Sustained neutralising antibodies in the Wuhan population suggest durable protection against SARS-CoV-2.

SARS-CoV-2 infections were first reported in Wuhan, China, in 2019, and quickly became a global pandemic, as declared on March 11, 2020. SARS-CoV-2 is highly infectious and COVID-19 is variable in its presentation, with many infected individuals, as detected by viral nucleic acid screening, being asymptomatic.

In The Lancet, Zhenyu He and colleagues report their cross-sectional study of serological responses of more than 9500 individuals from 3600 households in Wuhan, the early epicentre for the COVID-19 outbreak. The study was initiated shortly after lockdown in Wuhan ceased in April, 2020, with follow-up over two timepoints (June and October–December, 2020). In this cross-sectional, longitudinal serosurvey of Wuhan residents, the authors estimated the penetration of the virus into the community who were selected using a population-stratified, random-sampling approach. They also examined the development and durability of SARS-CoV-2 neutralising antibodies, the putative correlate of protection in COVID-19.

In the Wuhan population sampled by He and colleagues, 532 (5·6%) of 9542 participants were positive for pan-immunoglobulins against SARS-CoV-2 at baseline, giving an adjusted seroprevalence of 6·92% (higher than an earlier report, which estimated a seroprevalence of 3·2–3·8%). More than 80% of those surveyed who were seropositive were asymptomatic. As a city of 11 million people with 9 million residents as estimated during lockdown, quick extrapolation of these estimates suggests that approximately 622 800 individuals in Wuhan would have been infected as of April, 2020, far exceeding the cumulative number of confirmed cases in Wuhan (50 333 as of April 17, 2020). If the seroconversion rate is an accurate reflection of exposure to SARS-CoV-2, the apparent disparity between low case numbers and high seroconversion rate seems to suggest that most seroconverted individuals produced antibodies to SARS-CoV-2 after asymptomatic infection.
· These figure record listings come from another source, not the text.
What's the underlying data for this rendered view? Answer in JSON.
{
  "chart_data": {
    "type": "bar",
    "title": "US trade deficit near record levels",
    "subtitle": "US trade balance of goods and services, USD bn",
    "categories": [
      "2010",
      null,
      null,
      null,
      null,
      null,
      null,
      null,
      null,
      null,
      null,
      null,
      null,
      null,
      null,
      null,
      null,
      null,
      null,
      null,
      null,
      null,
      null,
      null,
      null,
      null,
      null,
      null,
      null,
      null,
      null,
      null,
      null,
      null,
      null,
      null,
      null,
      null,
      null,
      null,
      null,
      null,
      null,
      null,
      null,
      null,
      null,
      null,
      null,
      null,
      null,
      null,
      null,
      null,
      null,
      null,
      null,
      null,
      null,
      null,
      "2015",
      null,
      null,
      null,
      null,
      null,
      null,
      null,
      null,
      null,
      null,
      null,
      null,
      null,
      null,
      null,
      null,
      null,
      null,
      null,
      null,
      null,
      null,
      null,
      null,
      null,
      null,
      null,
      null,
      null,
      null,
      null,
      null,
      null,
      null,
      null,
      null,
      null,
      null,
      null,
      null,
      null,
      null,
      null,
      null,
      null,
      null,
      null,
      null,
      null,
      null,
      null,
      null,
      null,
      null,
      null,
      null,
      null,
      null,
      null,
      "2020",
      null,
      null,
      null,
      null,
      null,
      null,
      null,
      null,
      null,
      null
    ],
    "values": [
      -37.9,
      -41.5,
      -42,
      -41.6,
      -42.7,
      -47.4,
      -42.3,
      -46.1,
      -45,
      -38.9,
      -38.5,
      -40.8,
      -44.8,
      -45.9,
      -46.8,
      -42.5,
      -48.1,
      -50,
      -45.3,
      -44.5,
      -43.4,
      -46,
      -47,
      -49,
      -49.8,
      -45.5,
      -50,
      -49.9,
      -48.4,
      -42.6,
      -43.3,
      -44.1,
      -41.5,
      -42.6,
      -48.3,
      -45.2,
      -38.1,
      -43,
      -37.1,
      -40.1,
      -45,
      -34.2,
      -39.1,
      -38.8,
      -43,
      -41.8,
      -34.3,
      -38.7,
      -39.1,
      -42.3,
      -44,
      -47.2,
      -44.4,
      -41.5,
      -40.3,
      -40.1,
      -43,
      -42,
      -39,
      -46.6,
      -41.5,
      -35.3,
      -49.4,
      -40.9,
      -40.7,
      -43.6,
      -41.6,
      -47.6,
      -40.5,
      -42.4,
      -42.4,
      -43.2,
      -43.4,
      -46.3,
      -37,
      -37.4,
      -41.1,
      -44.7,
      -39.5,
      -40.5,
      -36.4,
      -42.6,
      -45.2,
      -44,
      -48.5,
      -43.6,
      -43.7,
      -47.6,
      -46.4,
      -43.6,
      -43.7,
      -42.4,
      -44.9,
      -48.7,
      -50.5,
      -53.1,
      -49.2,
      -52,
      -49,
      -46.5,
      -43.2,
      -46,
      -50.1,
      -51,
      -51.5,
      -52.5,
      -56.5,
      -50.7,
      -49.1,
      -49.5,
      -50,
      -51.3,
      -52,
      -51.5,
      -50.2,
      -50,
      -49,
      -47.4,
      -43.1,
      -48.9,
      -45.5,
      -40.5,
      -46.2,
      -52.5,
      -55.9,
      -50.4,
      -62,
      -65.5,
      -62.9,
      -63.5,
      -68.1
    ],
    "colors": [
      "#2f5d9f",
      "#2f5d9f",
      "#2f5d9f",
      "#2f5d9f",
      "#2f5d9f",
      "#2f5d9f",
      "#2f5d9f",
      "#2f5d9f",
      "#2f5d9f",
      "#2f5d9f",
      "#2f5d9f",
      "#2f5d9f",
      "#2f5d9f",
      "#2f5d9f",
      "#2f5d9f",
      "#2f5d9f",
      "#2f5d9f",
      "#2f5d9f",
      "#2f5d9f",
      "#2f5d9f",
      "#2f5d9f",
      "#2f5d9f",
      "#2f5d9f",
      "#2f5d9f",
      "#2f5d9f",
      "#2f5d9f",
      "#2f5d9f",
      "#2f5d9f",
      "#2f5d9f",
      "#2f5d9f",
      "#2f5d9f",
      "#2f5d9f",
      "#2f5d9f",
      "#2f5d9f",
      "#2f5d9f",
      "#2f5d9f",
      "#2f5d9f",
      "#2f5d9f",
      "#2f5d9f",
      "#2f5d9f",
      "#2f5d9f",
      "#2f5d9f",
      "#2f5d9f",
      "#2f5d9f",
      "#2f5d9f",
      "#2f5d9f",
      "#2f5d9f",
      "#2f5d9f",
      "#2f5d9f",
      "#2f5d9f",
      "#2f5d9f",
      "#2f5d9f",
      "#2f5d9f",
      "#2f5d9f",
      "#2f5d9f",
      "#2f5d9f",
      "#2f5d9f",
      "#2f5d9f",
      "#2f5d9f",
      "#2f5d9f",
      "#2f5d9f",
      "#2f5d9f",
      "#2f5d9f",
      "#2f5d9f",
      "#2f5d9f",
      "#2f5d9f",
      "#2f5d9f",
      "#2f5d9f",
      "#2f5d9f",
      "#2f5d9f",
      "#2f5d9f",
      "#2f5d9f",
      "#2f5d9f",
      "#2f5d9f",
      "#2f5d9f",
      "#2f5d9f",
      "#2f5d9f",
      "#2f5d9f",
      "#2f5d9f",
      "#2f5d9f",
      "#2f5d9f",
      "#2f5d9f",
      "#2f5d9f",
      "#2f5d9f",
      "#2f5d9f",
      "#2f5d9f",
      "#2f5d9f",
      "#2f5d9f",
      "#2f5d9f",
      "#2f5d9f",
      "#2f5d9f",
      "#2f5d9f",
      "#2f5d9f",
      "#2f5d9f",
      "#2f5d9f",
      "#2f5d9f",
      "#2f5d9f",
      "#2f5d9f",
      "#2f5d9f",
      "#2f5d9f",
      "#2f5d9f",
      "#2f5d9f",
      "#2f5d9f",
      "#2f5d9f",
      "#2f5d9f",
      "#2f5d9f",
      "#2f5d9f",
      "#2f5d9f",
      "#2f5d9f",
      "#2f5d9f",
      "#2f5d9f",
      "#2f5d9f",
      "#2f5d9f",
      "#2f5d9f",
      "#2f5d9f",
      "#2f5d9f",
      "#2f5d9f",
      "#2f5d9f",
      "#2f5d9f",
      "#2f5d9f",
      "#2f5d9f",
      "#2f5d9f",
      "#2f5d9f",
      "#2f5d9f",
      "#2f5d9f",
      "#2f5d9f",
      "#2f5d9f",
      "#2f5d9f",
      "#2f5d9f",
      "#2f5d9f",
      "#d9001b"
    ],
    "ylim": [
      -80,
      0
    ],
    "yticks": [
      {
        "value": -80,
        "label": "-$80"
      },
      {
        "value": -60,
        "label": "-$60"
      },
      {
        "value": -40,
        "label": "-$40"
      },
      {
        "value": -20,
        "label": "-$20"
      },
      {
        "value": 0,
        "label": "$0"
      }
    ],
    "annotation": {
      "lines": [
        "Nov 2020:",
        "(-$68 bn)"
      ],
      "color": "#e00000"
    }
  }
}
Accordingly, by occupation group, the highest seroconversion rate was seen in health workers and in those with known COVID-19 contacts in the past 5 months. This observation suggests a relay of exposure that frequently resulted in asymptomatic transmission chains because, when the full population of Wuhan was screened in May, 2020, few additional, asymptomatic cases were detected compared with the known number of confirmed cases in April, 2020. Although separating transmitting from non-transmitting asymptomatic individuals with COVID-19 is probably impractical, the transmission outcomes from these two patient cohorts would suggest that different management regimens might be considered.
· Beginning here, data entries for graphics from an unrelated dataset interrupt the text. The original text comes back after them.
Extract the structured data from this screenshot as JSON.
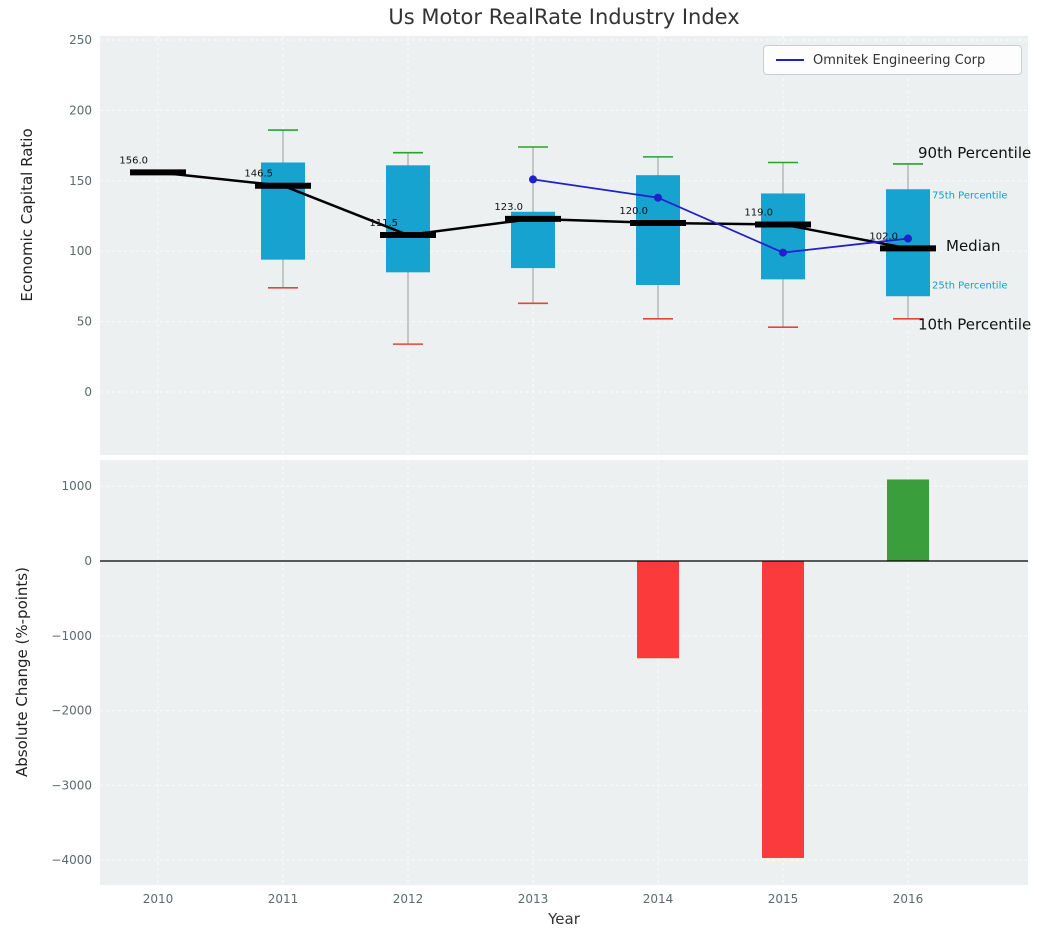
{
  "chart_data": {
    "type": "boxplot+line+bar",
    "title": "Us Motor RealRate Industry Index",
    "xlabel": "Year",
    "x_years": [
      2010,
      2011,
      2012,
      2013,
      2014,
      2015,
      2016
    ],
    "xlim": [
      2009.54,
      2016.96
    ],
    "panel_bg": "#edf0f1",
    "grid_color": "#fafbfb",
    "tick_color": "#5c6b6b",
    "legend": {
      "label": "Omnitek Engineering Corp",
      "position": "upper right"
    },
    "top_panel": {
      "type": "boxplot+line",
      "ylabel": "Economic Capital Ratio",
      "ylim": [
        -45,
        250
      ],
      "yticks": [
        0,
        50,
        100,
        150,
        200,
        250
      ],
      "grid": true,
      "boxes": [
        {
          "year": 2010,
          "median": 156.0,
          "median_label": "156.0",
          "p10": null,
          "p25": null,
          "p75": null,
          "p90": null
        },
        {
          "year": 2011,
          "median": 146.5,
          "median_label": "146.5",
          "p10": 74,
          "p25": 94,
          "p75": 163,
          "p90": 186
        },
        {
          "year": 2012,
          "median": 111.5,
          "median_label": "111.5",
          "p10": 34,
          "p25": 85,
          "p75": 161,
          "p90": 170
        },
        {
          "year": 2013,
          "median": 123.0,
          "median_label": "123.0",
          "p10": 63,
          "p25": 88,
          "p75": 128,
          "p90": 174
        },
        {
          "year": 2014,
          "median": 120.0,
          "median_label": "120.0",
          "p10": 52,
          "p25": 76,
          "p75": 154,
          "p90": 167
        },
        {
          "year": 2015,
          "median": 119.0,
          "median_label": "119.0",
          "p10": 46,
          "p25": 80,
          "p75": 141,
          "p90": 163
        },
        {
          "year": 2016,
          "median": 102.0,
          "median_label": "102.0",
          "p10": 52,
          "p25": 68,
          "p75": 144,
          "p90": 162
        }
      ],
      "series": {
        "name": "Omnitek Engineering Corp",
        "color": "#2020cc",
        "points": [
          {
            "year": 2013,
            "value": 151
          },
          {
            "year": 2014,
            "value": 138
          },
          {
            "year": 2015,
            "value": 99
          },
          {
            "year": 2016,
            "value": 109
          }
        ]
      },
      "annotations": [
        {
          "label": "90th Percentile",
          "value": 170,
          "size": 15,
          "color": "#111111",
          "dx": 10
        },
        {
          "label": "75th Percentile",
          "value": 140,
          "size": 10,
          "color": "#0ca0d6",
          "dx": 24
        },
        {
          "label": "Median",
          "value": 104,
          "size": 15,
          "color": "#111111",
          "dx": 38
        },
        {
          "label": "25th Percentile",
          "value": 76,
          "size": 10,
          "color": "#0ca0d6",
          "dx": 24
        },
        {
          "label": "10th Percentile",
          "value": 48,
          "size": 15,
          "color": "#111111",
          "dx": 10
        }
      ],
      "colors": {
        "box": "#17a3cf",
        "median": "#000000",
        "p90_cap": "#2ca02c",
        "p10_cap": "#e8433a",
        "whisker": "#9b9b9b"
      }
    },
    "bottom_panel": {
      "type": "bar",
      "ylabel": "Absolute Change (%-points)",
      "ylim": [
        -4330,
        1350
      ],
      "yticks": [
        1000,
        0,
        -1000,
        -2000,
        -3000,
        -4000
      ],
      "grid": true,
      "bars": [
        {
          "year": 2014,
          "value": -1300
        },
        {
          "year": 2015,
          "value": -3970
        },
        {
          "year": 2016,
          "value": 1090
        }
      ],
      "colors": {
        "positive": "#3a9e3c",
        "negative": "#fb3b3b",
        "zero_line": "#000000"
      }
    }
  }
}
He and colleagues detected neutralising antibodies in 39·8% of the seropositive subgroup; encouragingly, the proportion was sustained over the 9-month study period, indicating that putative protection was durable when it occurred. Moreover, titres of neutralising antibodies were lower in individuals who had asymptomatic infections, compared with those with symptomatic infection and confirmed cases. The reason why those with asymptomatic disease developed lower neutralising antibody titres than those with symptomatic disease might be simply explained by different levels of exposure to SARS-CoV-2 antigens. Whether the levels of neutralising antibodies, or their transient appearance, also affected the so-called transmissibility potential would require further investigation.
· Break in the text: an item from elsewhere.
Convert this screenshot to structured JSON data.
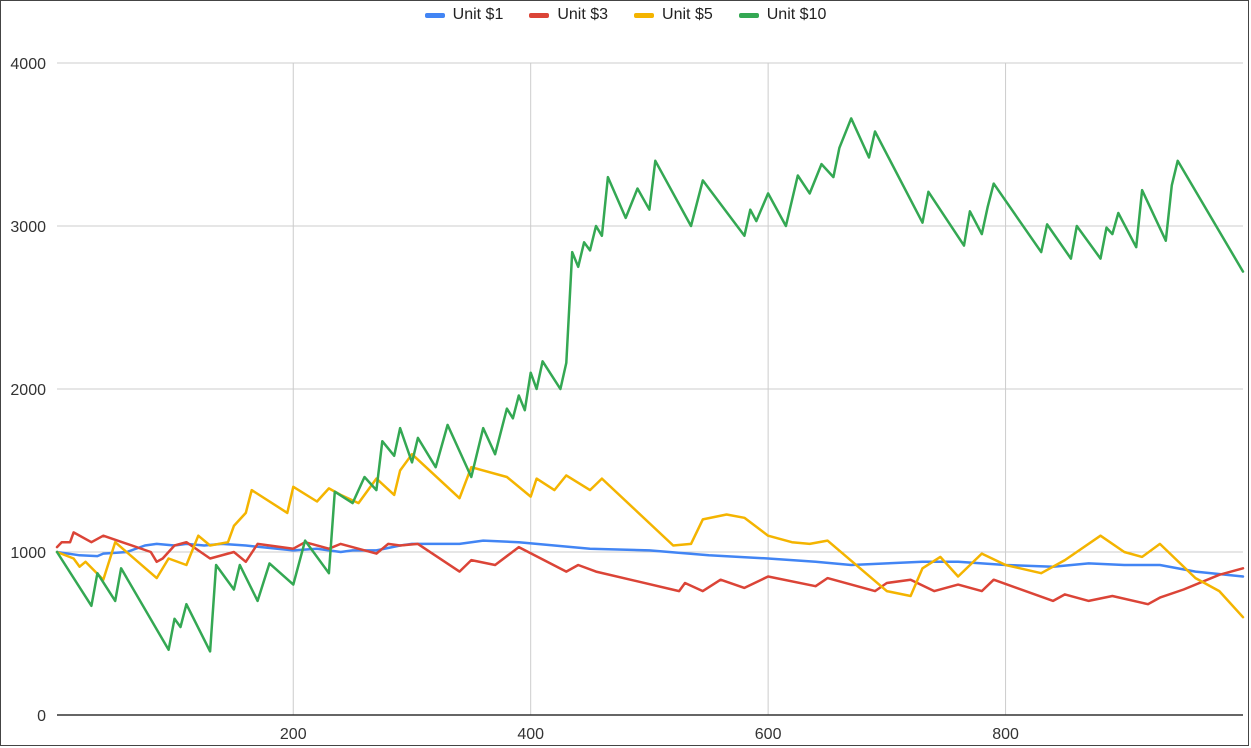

Efficient global management of COVID-19 will probably succeed or fail on the basis of the immunity induced by natural infection and, especially, vaccination. Given the relative paucity of neutralising antibodies through natural infection, the study by He and colleagues reinforces the need for effective COVID-19 vaccines in the population-level control of the disease. The extraordinary, rapid, and effective control measures implemented in Wuhan might have restricted the spread of the virus, but also reduced naturally acquired herd immunity by truncating the development of sustained neutralising antibodies. Although other national and local governments have used alternate and usually less effective strategies to control the spread of SARS-CoV-2, even in highly endemic communities the prevalence of disease is usually less 1%, but has increased to 23% in some communities.9, 10, 11, 12 He and colleagues‘ findings suggest that herd immunity will likely not develop after natural transmission in settings where infection control mechanisms are successfully introduced, underscoring the importance of effective vaccination strategies to control the spread of COVID-19.

This study is an important milestone in the description of SARS-CoV-2 infection and our understanding of immunity in the pandemic. He and colleagues have provided a much deeper understanding of natural seroconversion in a key city in the pandemic and their findings also underscore the remarkable achievement of the Chinese public health system in controlling the Wuhan outbreak of COVID-19 at a time when testing, tracing, and treatment resources were much less developed.